Berufswechsel: Diese Münchner haben ihr Leben umgekrempelt - Drei spektakuläre Erfahrungsberichte
Wochenende, fünf Tage Arbeit liegen hinter einem, vielleicht auch fünf Tage Frust und Stress? Laut Zahlen des Statistischen Bundesamts aus dem Jahr 2018 sind etwa elf Prozent der Deutschen in ihrem Beruf nicht zufrieden.
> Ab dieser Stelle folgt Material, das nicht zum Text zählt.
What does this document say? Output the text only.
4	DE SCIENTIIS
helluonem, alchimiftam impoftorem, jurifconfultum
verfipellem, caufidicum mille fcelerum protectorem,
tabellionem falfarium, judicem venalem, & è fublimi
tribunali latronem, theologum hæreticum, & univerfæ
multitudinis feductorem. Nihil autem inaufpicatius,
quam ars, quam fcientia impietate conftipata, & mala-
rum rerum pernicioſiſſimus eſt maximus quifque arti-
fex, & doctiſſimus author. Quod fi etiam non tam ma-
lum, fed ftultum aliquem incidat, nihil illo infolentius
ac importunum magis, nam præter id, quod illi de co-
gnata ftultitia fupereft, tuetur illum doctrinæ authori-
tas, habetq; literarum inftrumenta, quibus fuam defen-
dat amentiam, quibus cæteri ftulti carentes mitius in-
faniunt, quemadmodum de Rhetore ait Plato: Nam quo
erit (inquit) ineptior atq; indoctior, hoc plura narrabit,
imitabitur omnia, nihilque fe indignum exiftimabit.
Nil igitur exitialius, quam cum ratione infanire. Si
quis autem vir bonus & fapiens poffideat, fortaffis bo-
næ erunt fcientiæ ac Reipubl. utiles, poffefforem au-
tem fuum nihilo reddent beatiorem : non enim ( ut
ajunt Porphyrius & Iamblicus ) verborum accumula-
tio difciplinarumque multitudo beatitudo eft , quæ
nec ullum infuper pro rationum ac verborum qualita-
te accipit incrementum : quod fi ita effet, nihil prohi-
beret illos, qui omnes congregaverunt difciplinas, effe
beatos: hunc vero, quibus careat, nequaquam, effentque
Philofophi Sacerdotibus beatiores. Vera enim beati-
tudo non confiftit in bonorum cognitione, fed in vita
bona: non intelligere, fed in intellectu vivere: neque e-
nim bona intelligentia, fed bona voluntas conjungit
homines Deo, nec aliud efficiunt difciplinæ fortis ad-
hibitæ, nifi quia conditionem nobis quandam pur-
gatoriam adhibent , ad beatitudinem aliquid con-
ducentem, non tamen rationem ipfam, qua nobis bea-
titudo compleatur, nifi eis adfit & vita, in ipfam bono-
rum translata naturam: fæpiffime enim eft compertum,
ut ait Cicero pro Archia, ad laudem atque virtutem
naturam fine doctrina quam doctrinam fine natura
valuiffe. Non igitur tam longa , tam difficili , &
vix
Früher blieben die meisten trotzdem bis zur Rente in einem unglücklichen Job. Heute sei das anders, sagt Michael Ziegelmayer vom Berufsverband Deutscher Psychologinnen und Psychologen. Der Arbeitsmarkt habe sich völlig verändert, für viele sei es normal, dass die Arbeit sich immer wieder verändert. "Eigentlich ist das gut, denn dass man ein Erwerbsleben lang denselben Job macht, ist in der Psyche nicht angelegt."
Doch wann ist der Zeitpunkt, um tatsächlich ein neues Berufsleben in Betracht zu ziehen? Der Sozialpsychologe Peter Fischer rät: Wer im Job über sechs Monate lang mehr negative als positive Gefühle hat, sollte darüber nachdenken, die Stelle zu wechseln. In der AZ erzählen drei Menschen, wie sie den Umstieg geschafft haben und wie es ihnen damit geht.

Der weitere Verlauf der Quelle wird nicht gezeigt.